Captain Khorshid (ناخدا خورشید) is a 1987 Iranian film written and directed by Nasser Taghvai. It is based on Ernest Hemingway's 1937 novel To Have and Have Not, but it moves the setting from Cuba to the south of Iran and the shores of the Persian Gulf. All the events of the film are nationalized.

It is considered one of the greatest Iranian films by critics.

==Plot==
Captain Khorshid is a sailor who although only having one hand, manages to sail his little boat. In his village, due to its hot climate and hard living conditions, dangerous criminals are sent into exile. They want to escape from the area, so they ask a middleman to strike a deal with Khorshid. Khorshid is asked to illegally take them out of the country with his boat. At first he is reluctant, but because of the hardships of living he accepts the job.

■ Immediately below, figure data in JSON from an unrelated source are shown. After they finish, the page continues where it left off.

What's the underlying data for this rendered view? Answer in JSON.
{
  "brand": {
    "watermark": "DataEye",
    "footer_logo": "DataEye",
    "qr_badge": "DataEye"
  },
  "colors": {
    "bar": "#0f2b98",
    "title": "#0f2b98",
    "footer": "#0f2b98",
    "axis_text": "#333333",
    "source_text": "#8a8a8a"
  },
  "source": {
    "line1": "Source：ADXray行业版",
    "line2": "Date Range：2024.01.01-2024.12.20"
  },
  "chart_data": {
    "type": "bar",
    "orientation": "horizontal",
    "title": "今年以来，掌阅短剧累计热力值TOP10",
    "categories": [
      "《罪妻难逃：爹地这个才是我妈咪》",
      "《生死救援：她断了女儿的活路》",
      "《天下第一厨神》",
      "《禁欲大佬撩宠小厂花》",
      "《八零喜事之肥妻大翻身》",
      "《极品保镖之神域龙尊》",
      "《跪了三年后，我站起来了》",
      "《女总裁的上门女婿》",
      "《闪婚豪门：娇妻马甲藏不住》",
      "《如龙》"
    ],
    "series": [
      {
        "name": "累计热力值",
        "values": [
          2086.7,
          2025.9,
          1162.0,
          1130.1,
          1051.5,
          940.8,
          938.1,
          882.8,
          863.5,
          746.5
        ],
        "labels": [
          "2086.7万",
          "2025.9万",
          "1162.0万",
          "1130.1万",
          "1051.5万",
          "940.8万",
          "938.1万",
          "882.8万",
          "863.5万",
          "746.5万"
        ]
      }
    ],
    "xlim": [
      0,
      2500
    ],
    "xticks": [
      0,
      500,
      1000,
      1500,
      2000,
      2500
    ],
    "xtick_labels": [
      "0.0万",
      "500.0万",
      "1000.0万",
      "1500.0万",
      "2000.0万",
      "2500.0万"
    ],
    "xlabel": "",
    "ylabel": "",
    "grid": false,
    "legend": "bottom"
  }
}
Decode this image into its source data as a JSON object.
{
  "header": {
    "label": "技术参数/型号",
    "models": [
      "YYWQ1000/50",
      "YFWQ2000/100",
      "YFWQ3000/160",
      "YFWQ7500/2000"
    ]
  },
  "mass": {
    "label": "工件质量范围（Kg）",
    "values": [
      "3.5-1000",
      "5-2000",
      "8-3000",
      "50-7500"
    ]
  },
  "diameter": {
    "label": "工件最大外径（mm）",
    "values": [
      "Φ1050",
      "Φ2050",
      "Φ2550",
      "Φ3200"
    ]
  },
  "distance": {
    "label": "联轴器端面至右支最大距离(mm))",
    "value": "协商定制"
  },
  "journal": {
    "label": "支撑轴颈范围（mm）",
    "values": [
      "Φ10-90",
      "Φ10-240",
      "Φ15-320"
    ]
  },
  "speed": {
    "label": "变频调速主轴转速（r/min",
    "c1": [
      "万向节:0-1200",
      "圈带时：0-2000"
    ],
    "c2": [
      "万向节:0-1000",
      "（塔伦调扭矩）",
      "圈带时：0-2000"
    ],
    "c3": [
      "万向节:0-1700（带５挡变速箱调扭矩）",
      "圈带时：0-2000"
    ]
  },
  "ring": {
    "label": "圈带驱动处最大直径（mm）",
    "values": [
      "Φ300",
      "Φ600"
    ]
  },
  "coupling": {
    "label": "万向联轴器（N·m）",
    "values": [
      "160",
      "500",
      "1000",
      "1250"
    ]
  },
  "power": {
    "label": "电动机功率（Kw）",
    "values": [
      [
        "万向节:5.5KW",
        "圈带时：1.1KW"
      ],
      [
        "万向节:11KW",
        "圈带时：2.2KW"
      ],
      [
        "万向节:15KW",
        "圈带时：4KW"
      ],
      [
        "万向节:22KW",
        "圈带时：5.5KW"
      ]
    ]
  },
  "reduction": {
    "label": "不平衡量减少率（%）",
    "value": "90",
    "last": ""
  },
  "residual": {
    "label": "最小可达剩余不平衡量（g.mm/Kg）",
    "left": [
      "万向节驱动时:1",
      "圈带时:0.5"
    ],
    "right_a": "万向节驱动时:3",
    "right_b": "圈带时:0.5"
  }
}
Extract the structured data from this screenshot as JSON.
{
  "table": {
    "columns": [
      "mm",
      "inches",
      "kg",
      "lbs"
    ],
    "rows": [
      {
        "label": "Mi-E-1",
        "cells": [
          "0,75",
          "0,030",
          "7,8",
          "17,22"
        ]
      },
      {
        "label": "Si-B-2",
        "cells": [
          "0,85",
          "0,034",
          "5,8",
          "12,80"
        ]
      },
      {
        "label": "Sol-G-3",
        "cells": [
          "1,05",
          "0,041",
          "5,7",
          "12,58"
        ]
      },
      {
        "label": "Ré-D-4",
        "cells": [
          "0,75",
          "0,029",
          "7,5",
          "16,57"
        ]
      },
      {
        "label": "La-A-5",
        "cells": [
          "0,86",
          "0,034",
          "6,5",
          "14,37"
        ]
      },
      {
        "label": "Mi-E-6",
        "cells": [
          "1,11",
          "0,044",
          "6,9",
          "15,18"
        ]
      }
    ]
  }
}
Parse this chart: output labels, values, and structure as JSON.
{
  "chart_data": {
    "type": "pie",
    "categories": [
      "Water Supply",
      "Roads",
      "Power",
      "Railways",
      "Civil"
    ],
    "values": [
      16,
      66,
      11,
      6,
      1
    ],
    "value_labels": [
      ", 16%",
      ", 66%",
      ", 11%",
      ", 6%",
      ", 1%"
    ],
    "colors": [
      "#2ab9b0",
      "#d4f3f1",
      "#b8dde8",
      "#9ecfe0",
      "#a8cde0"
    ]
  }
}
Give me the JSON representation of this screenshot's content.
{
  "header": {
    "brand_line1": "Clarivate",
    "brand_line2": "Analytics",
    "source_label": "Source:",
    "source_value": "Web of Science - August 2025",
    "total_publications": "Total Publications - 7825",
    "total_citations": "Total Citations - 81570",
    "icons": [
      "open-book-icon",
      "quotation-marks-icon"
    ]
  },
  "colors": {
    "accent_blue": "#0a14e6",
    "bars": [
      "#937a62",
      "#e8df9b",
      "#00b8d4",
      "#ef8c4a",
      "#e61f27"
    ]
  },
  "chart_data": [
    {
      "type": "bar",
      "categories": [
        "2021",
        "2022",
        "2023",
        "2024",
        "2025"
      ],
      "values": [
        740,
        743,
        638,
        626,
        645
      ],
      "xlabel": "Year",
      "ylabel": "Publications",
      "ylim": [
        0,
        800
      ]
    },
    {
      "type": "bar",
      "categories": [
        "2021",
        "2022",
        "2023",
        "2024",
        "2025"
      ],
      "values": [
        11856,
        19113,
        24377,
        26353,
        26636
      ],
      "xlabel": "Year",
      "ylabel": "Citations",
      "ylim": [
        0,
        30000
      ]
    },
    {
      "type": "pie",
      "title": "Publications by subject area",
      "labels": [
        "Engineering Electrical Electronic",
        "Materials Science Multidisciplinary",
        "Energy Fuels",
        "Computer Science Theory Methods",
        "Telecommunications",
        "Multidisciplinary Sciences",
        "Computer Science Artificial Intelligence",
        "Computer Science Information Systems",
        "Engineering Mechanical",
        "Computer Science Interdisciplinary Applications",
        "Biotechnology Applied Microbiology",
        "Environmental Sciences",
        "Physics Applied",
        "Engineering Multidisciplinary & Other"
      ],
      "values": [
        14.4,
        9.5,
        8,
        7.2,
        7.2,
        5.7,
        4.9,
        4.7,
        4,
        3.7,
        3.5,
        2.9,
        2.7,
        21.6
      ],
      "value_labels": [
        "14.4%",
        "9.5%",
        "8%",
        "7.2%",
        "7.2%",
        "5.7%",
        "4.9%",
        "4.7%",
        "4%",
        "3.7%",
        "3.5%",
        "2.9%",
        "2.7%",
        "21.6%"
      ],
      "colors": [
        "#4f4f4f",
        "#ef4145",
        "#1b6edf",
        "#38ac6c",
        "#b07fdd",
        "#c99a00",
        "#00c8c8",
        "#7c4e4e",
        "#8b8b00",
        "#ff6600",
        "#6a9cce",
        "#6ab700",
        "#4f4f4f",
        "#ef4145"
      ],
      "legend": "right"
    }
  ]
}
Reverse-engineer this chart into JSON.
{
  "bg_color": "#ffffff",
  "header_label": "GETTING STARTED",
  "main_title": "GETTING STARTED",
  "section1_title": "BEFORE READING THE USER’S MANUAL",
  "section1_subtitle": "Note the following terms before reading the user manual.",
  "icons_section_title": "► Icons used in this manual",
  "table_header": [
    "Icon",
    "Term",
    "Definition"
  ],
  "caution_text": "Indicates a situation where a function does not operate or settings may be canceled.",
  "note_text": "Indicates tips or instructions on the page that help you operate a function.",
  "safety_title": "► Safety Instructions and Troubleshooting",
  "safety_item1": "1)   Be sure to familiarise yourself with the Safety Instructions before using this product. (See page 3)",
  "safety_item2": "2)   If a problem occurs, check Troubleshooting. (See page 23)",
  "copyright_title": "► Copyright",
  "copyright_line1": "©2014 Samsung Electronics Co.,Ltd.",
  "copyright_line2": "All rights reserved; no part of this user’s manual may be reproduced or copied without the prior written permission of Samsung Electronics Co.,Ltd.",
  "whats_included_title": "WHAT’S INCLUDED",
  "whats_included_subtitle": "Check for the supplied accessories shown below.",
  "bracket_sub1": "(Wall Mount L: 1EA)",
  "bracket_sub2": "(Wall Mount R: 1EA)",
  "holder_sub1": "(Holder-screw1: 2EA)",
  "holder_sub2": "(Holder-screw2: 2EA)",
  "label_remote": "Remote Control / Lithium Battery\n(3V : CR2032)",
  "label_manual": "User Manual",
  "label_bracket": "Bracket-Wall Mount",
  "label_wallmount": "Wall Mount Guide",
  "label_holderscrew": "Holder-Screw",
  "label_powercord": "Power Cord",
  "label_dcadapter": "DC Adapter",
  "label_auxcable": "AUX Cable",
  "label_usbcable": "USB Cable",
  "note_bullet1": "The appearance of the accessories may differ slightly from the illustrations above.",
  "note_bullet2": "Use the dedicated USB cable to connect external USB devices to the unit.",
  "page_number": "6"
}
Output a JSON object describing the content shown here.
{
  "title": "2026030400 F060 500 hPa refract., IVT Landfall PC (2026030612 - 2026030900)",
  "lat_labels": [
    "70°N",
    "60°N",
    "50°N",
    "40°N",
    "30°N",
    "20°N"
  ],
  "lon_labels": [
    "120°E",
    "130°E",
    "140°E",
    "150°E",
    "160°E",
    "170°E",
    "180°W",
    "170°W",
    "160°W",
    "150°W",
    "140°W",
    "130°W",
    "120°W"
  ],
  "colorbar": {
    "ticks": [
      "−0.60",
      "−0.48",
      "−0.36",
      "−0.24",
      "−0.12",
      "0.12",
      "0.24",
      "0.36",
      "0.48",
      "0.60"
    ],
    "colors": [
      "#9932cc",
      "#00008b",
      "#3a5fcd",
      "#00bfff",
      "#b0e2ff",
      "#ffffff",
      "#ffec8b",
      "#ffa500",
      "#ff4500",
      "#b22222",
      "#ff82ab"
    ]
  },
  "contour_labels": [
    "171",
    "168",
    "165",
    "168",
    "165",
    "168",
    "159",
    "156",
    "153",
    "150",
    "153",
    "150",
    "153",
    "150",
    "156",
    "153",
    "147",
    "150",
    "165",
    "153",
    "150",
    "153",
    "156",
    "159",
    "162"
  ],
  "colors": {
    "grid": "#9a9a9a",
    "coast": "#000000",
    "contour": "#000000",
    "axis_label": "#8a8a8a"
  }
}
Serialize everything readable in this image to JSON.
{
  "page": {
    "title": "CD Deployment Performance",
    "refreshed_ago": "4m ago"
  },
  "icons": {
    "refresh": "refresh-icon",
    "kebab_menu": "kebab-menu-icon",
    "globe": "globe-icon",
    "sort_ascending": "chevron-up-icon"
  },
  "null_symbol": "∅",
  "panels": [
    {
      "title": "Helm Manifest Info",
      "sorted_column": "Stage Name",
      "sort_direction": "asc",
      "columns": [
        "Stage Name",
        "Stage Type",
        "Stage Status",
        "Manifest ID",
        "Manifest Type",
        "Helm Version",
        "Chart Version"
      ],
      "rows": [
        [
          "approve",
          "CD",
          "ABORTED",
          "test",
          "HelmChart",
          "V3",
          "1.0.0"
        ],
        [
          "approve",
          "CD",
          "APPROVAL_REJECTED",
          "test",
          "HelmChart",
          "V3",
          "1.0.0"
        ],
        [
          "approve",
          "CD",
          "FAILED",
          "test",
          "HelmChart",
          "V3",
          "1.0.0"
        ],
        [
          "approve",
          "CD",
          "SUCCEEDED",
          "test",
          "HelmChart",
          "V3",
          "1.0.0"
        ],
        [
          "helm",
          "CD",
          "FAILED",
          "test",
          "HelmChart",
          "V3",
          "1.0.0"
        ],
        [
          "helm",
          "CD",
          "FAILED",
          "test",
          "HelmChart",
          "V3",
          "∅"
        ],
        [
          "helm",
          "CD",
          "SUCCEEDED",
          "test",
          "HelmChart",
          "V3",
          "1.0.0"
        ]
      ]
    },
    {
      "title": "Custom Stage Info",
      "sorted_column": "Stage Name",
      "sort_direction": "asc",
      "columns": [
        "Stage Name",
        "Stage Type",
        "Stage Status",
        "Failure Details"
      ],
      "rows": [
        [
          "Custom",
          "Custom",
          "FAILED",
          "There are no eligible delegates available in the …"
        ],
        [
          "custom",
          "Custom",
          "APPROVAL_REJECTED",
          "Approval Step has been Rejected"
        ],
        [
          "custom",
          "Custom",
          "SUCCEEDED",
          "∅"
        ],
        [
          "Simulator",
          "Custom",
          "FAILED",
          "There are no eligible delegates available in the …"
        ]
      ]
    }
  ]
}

The criminals murder one of the village's wealthiest merchants and steal the money needed for the trip. At the beginning of the journey the criminals kill the middleman, in the middle of the trip they attack Khorshid and his crewman. The crewman is killed, Khorshid faces them single-handedly. He manages to kill all the criminals, but he himself dies due to the injuries he sustained.

==Comparisons with To Have and Have Not==
Apart from the shift of location from Cuba to Iran, the main difference lies in the fact that the female character is overshadowed in Taghvai's adaptation and has a smaller role. The Chinese immigrants of the novel are excluded - the four Cubans become Iranian criminals in exile, who are much more evil and uncontrolled.

Harry Morgan is first pictured as a cold-blooded murderer but later we find out that he is a good man, Khorshid has our sympathy from the beginning.

The ending is also different, as Khorshid dies in his boat.

The most important similarity is the fact that Khorshid, similarly to Morgan, is driven to crime by economic worries.